A Fintech Australia spokesman said there was “universal agreement among our small business lenders last week that the proposed roundtable with the Ombudsman on December 1 was unlikely to be as productive as it could be, and therefore should be deferred”.

John Baini, chief executive of peer-to-peer lender TruePillars, blasted the delay. “We have little confidence that a code of conduct sponsored by Fintech Australia will reach the level of disclosure we are already operating to and that is why we are not a member,” he said. “It’s taken all year for no result and this latest delay is more of the same.”

As the industry mulls Ms Carnell’s report, ASIC has been conducting a probe of the peer-to-peer lending sector.

This follows initial surveillance last year that led ASIC in July to warn it had found cases of inadequate disclosure to both investors and borrowers.

Three marketplace lenders — SocietyOne, second-biggest player RateSetter and smaller participant MarketLend — confirmed ASIC’s renewed focus on the industry. News Corp has a shareholding in SocietyOne.

ASIC sent a voluntary survey to participants earlier this year, asking them for up-to-date statistics about their loan books, and is now in the field asking further questions.

The regulator’s concerns include compliance with its controversial new fees and charges disclosure standard, RG97, which is under review by an external expert following uproar among industry super funds that claimed it gave their retail rivals an unfair advantage.

RateSetter chief executive Daniel Foggo said the organisation was “just trying to figure out what that (RG97) means in terms of our disclosures”.
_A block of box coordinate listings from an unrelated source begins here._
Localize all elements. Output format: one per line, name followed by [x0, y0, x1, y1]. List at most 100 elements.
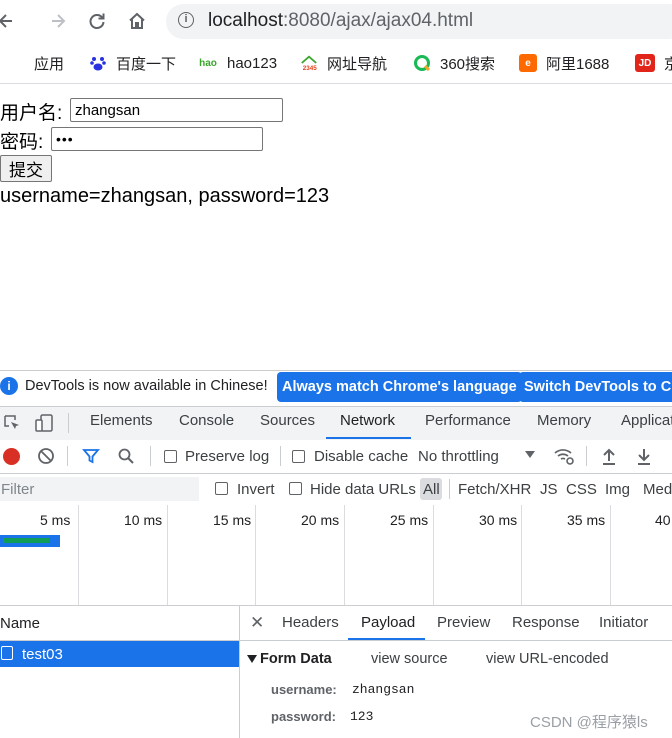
timeline-gridline: [167, 505, 168, 605]
request-name[interactable]: test03: [22, 646, 63, 663]
record-icon[interactable]: [3, 448, 20, 465]
disable-cache-checkbox[interactable]: [292, 450, 305, 463]
bookmark-label: 百度一下: [116, 55, 177, 73]
info-icon: i: [0, 377, 18, 395]
home-icon[interactable]: [124, 8, 150, 34]
preserve-log-label: Preserve log: [185, 448, 270, 465]
payload-key-username: username:: [271, 682, 337, 697]
type-filter-js[interactable]: JS: [540, 481, 558, 498]
alibaba-icon: e: [519, 54, 537, 72]
request-waterfall-bar: [0, 535, 60, 547]
tab-sources[interactable]: Sources: [260, 412, 315, 429]
timeline-gridline: [78, 505, 79, 605]
bookmark-1688[interactable]: e 阿里1688: [519, 52, 609, 74]
divider: [280, 446, 281, 466]
forward-icon[interactable]: [45, 8, 71, 34]
form-data-section-title[interactable]: Form Data: [260, 651, 332, 667]
watermark: CSDN @程序猿ls: [530, 714, 648, 731]
active-tab-indicator: [326, 437, 411, 439]
tab-preview[interactable]: Preview: [437, 614, 490, 631]
bookmark-jd[interactable]: JD 京: [635, 52, 672, 74]
name-column-header[interactable]: Name: [0, 615, 40, 632]
timeline-gridline: [433, 505, 434, 605]
svg-text:2345: 2345: [303, 65, 318, 72]
timeline-label: 30 ms: [479, 512, 518, 528]
tab-headers[interactable]: Headers: [282, 614, 339, 631]
submit-button[interactable]: 提交: [0, 155, 52, 182]
hao123-icon: hao: [199, 57, 217, 69]
divider: [586, 446, 587, 466]
type-filter-media[interactable]: Med: [643, 481, 672, 498]
invert-label: Invert: [237, 481, 275, 498]
timeline-label: 25 ms: [390, 512, 429, 528]
password-label: 密码:: [0, 132, 44, 153]
site-info-icon[interactable]: i: [178, 12, 194, 28]
tab-payload[interactable]: Payload: [361, 614, 415, 631]
view-source-link[interactable]: view source: [371, 651, 448, 667]
username-input[interactable]: [70, 98, 283, 122]
inspect-element-icon[interactable]: [2, 413, 22, 438]
type-filter-fetch-xhr[interactable]: Fetch/XHR: [458, 481, 531, 498]
timeline-label: 10 ms: [124, 512, 163, 528]
view-url-encoded-link[interactable]: view URL-encoded: [486, 651, 609, 667]
baidu-paw-icon: [89, 54, 107, 72]
apps-grid-icon: [9, 55, 25, 71]
bookmark-2345[interactable]: 2345 网址导航: [300, 52, 387, 74]
match-language-button[interactable]: Always match Chrome's language: [277, 372, 522, 402]
payload-value-password: 123: [350, 709, 374, 724]
disable-cache-label: Disable cache: [314, 448, 409, 465]
bookmark-apps[interactable]: 应用: [9, 52, 64, 74]
reload-icon[interactable]: [84, 8, 110, 34]
active-detail-tab-indicator: [348, 638, 425, 640]
tab-elements[interactable]: Elements: [90, 412, 153, 429]
filter-funnel-icon[interactable]: [82, 447, 100, 470]
type-filter-img[interactable]: Img: [605, 481, 630, 498]
switch-language-button[interactable]: Switch DevTools to Ch: [519, 372, 672, 402]
url-text[interactable]: localhost:8080/ajax/ajax04.html: [208, 10, 473, 32]
timeline-gridline: [610, 505, 611, 605]
back-icon[interactable]: [0, 8, 19, 34]
bookmark-label: hao123: [227, 54, 278, 72]
timeline-gridline: [255, 505, 256, 605]
network-conditions-icon[interactable]: [553, 446, 575, 471]
bookmark-label: 阿里1688: [546, 55, 610, 73]
expand-triangle-icon[interactable]: [247, 655, 257, 663]
divider: [150, 446, 151, 466]
tab-response[interactable]: Response: [512, 614, 580, 631]
bookmark-hao123[interactable]: hao hao123: [198, 52, 277, 74]
upload-icon[interactable]: [600, 446, 618, 471]
tab-performance[interactable]: Performance: [425, 412, 511, 429]
timeline-label: 40: [655, 512, 671, 528]
divider: [67, 446, 68, 466]
divider: [68, 413, 69, 433]
search-icon[interactable]: [117, 447, 135, 470]
invert-checkbox[interactable]: [215, 482, 228, 495]
timeline-label: 5 ms: [40, 512, 71, 528]
divider: [449, 479, 450, 499]
throttling-select[interactable]: No throttling: [418, 448, 499, 465]
bookmark-360[interactable]: 360搜索: [413, 52, 495, 74]
tab-application[interactable]: Applicati: [621, 412, 672, 429]
device-toolbar-icon[interactable]: [34, 413, 54, 438]
chevron-down-icon[interactable]: [525, 451, 535, 458]
hide-data-urls-checkbox[interactable]: [289, 482, 302, 495]
timeline-gridline: [344, 505, 345, 605]
password-input[interactable]: •••: [51, 127, 263, 151]
filter-input[interactable]: [0, 477, 199, 501]
tab-console[interactable]: Console: [179, 412, 234, 429]
tab-memory[interactable]: Memory: [537, 412, 591, 429]
tab-network[interactable]: Network: [340, 412, 395, 429]
bookmark-label: 网址导航: [327, 55, 388, 73]
banner-message: DevTools is now available in Chinese!: [25, 378, 268, 394]
tab-initiator[interactable]: Initiator: [599, 614, 648, 631]
ajax-result-text: username=zhangsan, password=123: [0, 185, 330, 207]
download-icon[interactable]: [635, 446, 653, 471]
bookmark-label: 京: [664, 55, 672, 73]
type-filter-css[interactable]: CSS: [566, 481, 597, 498]
type-filter-all[interactable]: All: [423, 481, 440, 498]
bookmark-baidu[interactable]: 百度一下: [89, 52, 176, 74]
close-icon[interactable]: ✕: [250, 613, 264, 633]
clear-icon[interactable]: [37, 447, 55, 470]
document-icon: [1, 646, 13, 660]
preserve-log-checkbox[interactable]: [164, 450, 177, 463]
“We’ve just had to work through with ASIC how that works with a peer-to-peer lending book,” Mr Foggo said.

“It’s a pretty small update of our PDS that we will make.”

MarketLend founder Leo Tyndall said the company had overhauled disclosure on its website.

“We didn’t respond initially to the voluntary survey but we have since then been in dialogue with (ASIC),” he said. He said the industry could do a code of conduct itself, but previous attempts met with opposition from some larger participants: “We want a comparative price, we want it to be shown to the market so we can compare apples and apples.”